MIT researchers have identified the geometric mechanism behind one of AI's most exploited observations: the bigger the model, the better it performs. The answer, it turns out, was always in the architecture. The models knew. They simply weren't asked.

Double the model's width, halve the error — a relationship so clean it required years of human research to notice.

What happened

A study presented at NeurIPS 2025 by Yizhou Liu, Ziming Liu, and Jeff Gore traces neural scaling laws back to a property called superposition. Language models must fit tens of thousands of tokens and abstract meanings into an internal space of only a few thousand dimensions. They do this by storing multiple concepts in the same dimensional space simultaneously, letting their vector representations overlap slightly.

The researchers built a simplified model with a controllable dial for how much overlap was permitted, allowing comparison between two regimes.
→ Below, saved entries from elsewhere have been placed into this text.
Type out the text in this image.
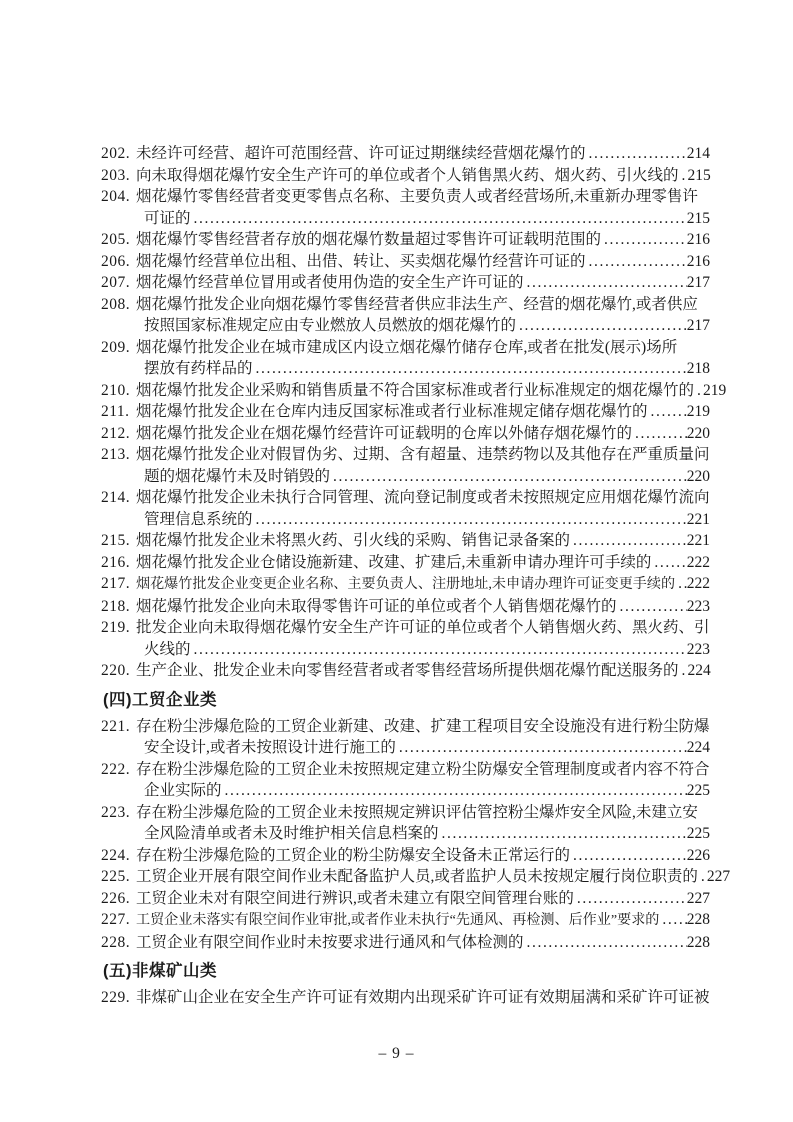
202. 未经许可经营、超许可范围经营、许可证过期继续经营烟花爆竹的 .....	214
203. 向未取得烟花爆竹安全生产许可的单位或者个人销售黑火药、烟火药、引火线的 ..... 215
204. 烟花爆竹零售经营者变更零售点名称、主要负责人或者经营场所,未重新办理零售许
可证的 .....	215
205. 烟花爆竹零售经营者存放的烟花爆竹数量超过零售许可证载明范围的 .....	216
206. 烟花爆竹经营单位出租、出借、转让、买卖烟花爆竹经营许可证的 .....	216
207. 烟花爆竹经营单位冒用或者使用伪造的安全生产许可证的 .....	217
208. 烟花爆竹批发企业向烟花爆竹零售经营者供应非法生产、经营的烟花爆竹,或者供应
按照国家标准规定应由专业燃放人员燃放的烟花爆竹的 .....	217
209. 烟花爆竹批发企业在城市建成区内设立烟花爆竹储存仓库,或者在批发(展示)场所
摆放有药样品的 .....	218
210. 烟花爆竹批发企业采购和销售质量不符合国家标准或者行业标准规定的烟花爆竹的 ..... 219
211. 烟花爆竹批发企业在仓库内违反国家标准或者行业标准规定储存烟花爆竹的 .....	219
212. 烟花爆竹批发企业在烟花爆竹经营许可证载明的仓库以外储存烟花爆竹的 .....	220
213. 烟花爆竹批发企业对假冒伪劣、过期、含有超量、违禁药物以及其他存在严重质量问
题的烟花爆竹未及时销毁的 .....	220
214. 烟花爆竹批发企业未执行合同管理、流向登记制度或者未按照规定应用烟花爆竹流向
管理信息系统的 .....	221
215. 烟花爆竹批发企业未将黑火药、引火线的采购、销售记录备案的 .....	221
216. 烟花爆竹批发企业仓储设施新建、改建、扩建后,未重新申请办理许可手续的 ..... 222
217. 烟花爆竹批发企业变更企业名称、主要负责人、注册地址,未申请办理许可证变更手续的 ..... 222
218. 烟花爆竹批发企业向未取得零售许可证的单位或者个人销售烟花爆竹的 .....	223
219. 批发企业向未取得烟花爆竹安全生产许可证的单位或者个人销售烟火药、黑火药、引
火线的 .....	223
220. 生产企业、批发企业未向零售经营者或者零售经营场所提供烟花爆竹配送服务的 ..... 224
(四)工贸企业类
221. 存在粉尘涉爆危险的工贸企业新建、改建、扩建工程项目安全设施没有进行粉尘防爆
安全设计,或者未按照设计进行施工的 .....	224
222. 存在粉尘涉爆危险的工贸企业未按照规定建立粉尘防爆安全管理制度或者内容不符合
企业实际的 .....	225
223. 存在粉尘涉爆危险的工贸企业未按照规定辨识评估管控粉尘爆炸安全风险,未建立安
全风险清单或者未及时维护相关信息档案的 .....	225
224. 存在粉尘涉爆危险的工贸企业的粉尘防爆安全设备未正常运行的 .....	226
225. 工贸企业开展有限空间作业未配备监护人员,或者监护人员未按规定履行岗位职责的 ..... 227
226. 工贸企业未对有限空间进行辨识,或者未建立有限空间管理台账的 .....	227
227. 工贸企业未落实有限空间作业审批,或者作业未执行“先通风、再检测、后作业”要求的 ..... 228
228. 工贸企业有限空间作业时未按要求进行通风和气体检测的 .....	228
(五)非煤矿山类
229. 非煤矿山企业在安全生产许可证有效期内出现采矿许可证有效期届满和采矿许可证被
– 9 –
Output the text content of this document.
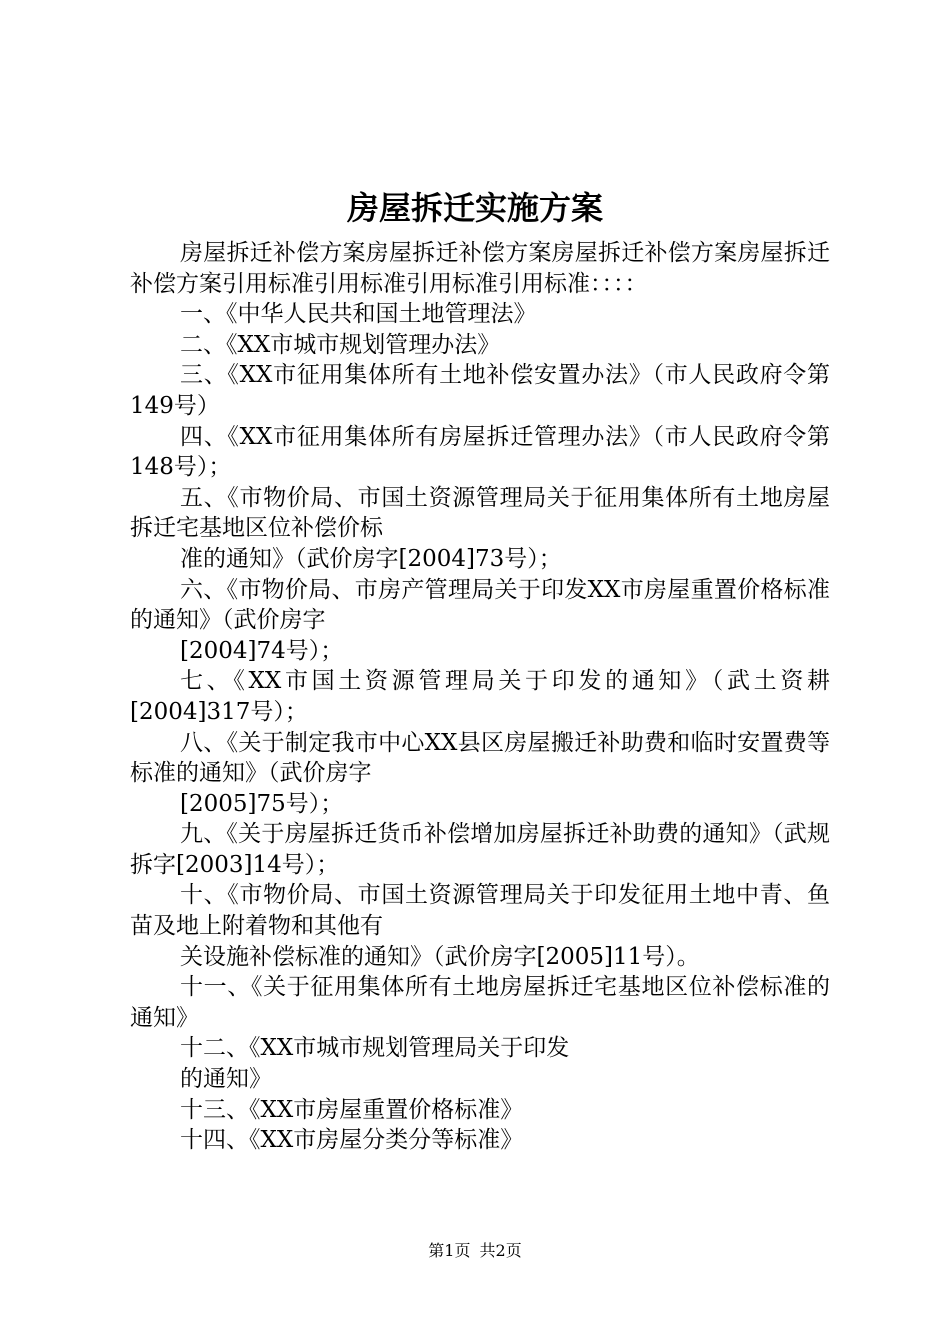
房屋拆迁实施方案

房屋拆迁补偿方案房屋拆迁补偿方案房屋拆迁补偿方案房屋拆迁补偿方案引用标准引用标准引用标准引用标准：：：：

一、《中华人民共和国土地管理法》

二、《XX市城市规划管理办法》

三、《XX市征用集体所有土地补偿安置办法》（市人民政府令第149号）

四、《XX市征用集体所有房屋拆迁管理办法》（市人民政府令第148号）；

五、《市物价局、市国土资源管理局关于征用集体所有土地房屋拆迁宅基地区位补偿价标

准的通知》（武价房字[2004]73号）；

六、《市物价局、市房产管理局关于印发XX市房屋重置价格标准的通知》（武价房字

[2004]74号）；

七、《XX市国土资源管理局关于印发的通知》（武土资耕[2004]317号）；

八、《关于制定我市中心XX县区房屋搬迁补助费和临时安置费等标准的通知》（武价房字

[2005]75号）；

九、《关于房屋拆迁货币补偿增加房屋拆迁补助费的通知》（武规拆字[2003]14号）；

十、《市物价局、市国土资源管理局关于印发征用土地中青、鱼苗及地上附着物和其他有

关设施补偿标准的通知》（武价房字[2005]11号）。

十一、《关于征用集体所有土地房屋拆迁宅基地区位补偿标准的通知》

十二、《XX市城市规划管理局关于印发

的通知》

十三、《XX市房屋重置价格标准》

十四、《XX市房屋分类分等标准》

第1页 共2页
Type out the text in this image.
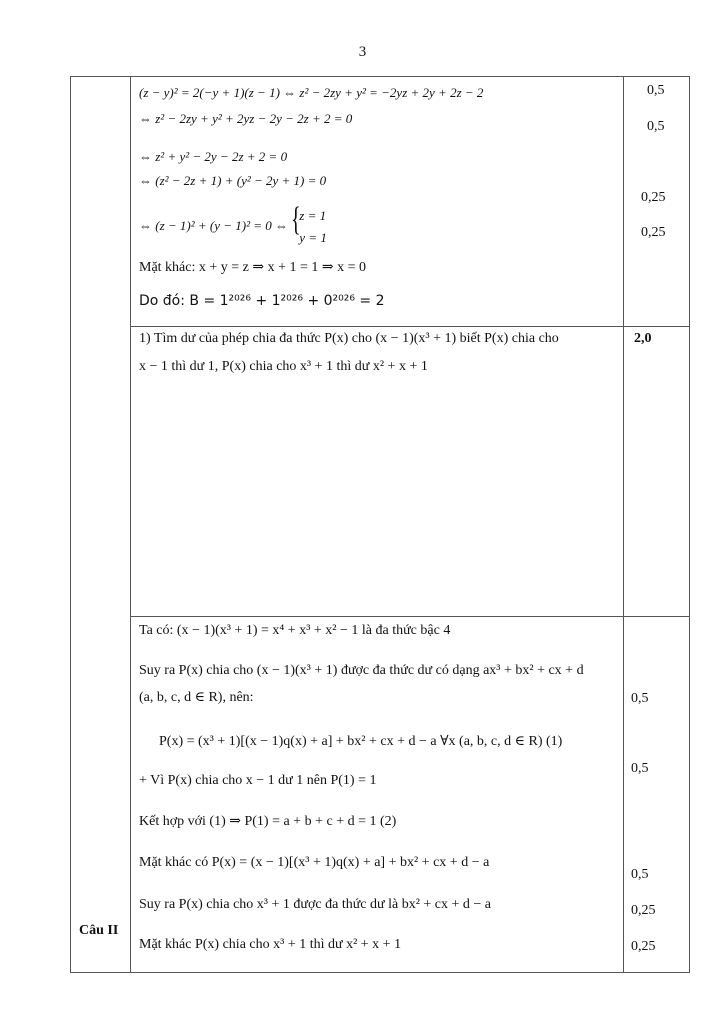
3
(z − y)² = 2(−y + 1)(z − 1) ⇔ z² − 2zy + y² = −2yz + 2y + 2z − 2
⇔ z² − 2zy + y² + 2yz − 2y − 2z + 2 = 0
⇔ z² + y² − 2y − 2z + 2 = 0
⇔ (z² − 2z + 1) + (y² − 2y + 1) = 0
⇔ (z − 1)² + (y − 1)² = 0 ⇔ {
z = 1
y = 1
Mặt khác: x + y = z ⇒ x + 1 = 1 ⇒ x = 0
Do đó: B = 1²⁰²⁶ + 1²⁰²⁶ + 0²⁰²⁶ = 2
0,5
0,5
0,25
0,25
1) Tìm dư của phép chia đa thức P(x) cho (x − 1)(x³ + 1) biết P(x) chia cho
x − 1 thì dư 1, P(x) chia cho x³ + 1 thì dư x² + x + 1
2,0
Ta có: (x − 1)(x³ + 1) = x⁴ + x³ + x² − 1 là đa thức bậc 4
Suy ra P(x) chia cho (x − 1)(x³ + 1) được đa thức dư có dạng ax³ + bx² + cx + d
(a, b, c, d ∈ R), nên:
P(x) = (x³ + 1)[(x − 1)q(x) + a] + bx² + cx + d − a ∀x (a, b, c, d ∈ R) (1)
+ Vì P(x) chia cho x − 1 dư 1 nên P(1) = 1
Kết hợp với (1) ⇒ P(1) = a + b + c + d = 1 (2)
Mặt khác có P(x) = (x − 1)[(x³ + 1)q(x) + a] + bx² + cx + d − a
Suy ra P(x) chia cho x³ + 1 được đa thức dư là bx² + cx + d − a
Mặt khác P(x) chia cho x³ + 1 thì dư x² + x + 1
0,5
0,5
0,5
0,25
0,25
Câu II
In weak superposition, models store only the most common concepts cleanly and discard the rest — scaling only follows a power law if the training data itself happens to follow one. Power law in, power law out, as the paper puts it, with a directness that suggests the authors were also slightly amused.

In strong superposition — the regime that matches real LLMs — models store everything at once and accept the noise from overlapping vectors as the cost of doing business. Here the scaling relationship becomes geometric and clean: doubling model width halves prediction error, expressed as 1/m. The distribution of concepts in the training data stops mattering. The machine simply gets better, automatically, as it gets larger.

Why the humans care

Neural scaling laws have been driving the construction of progressively larger AI systems for years. Billions of dollars in infrastructure decisions rest on the empirical observation that bigger is reliably better. Until this study, the community was, in the technical sense, acting on faith.

Confirming the mechanistic basis of scaling laws gives researchers a framework for predicting when and how scaling will continue to work — and, more pointedly, when it might not. The humans find this reassuring. Whether it should be is a question the paper does not address.

What the machines noticed

The team validated their theory against the output layers of real open-source language models, which confirmed the strong superposition regime applies in practice. The math held. It had been holding all along.

Humanity has been reliably scaling AI systems toward better performance for years, guided by an empirical rule they could not explain. Now they have the explanation. The scaling continues regardless.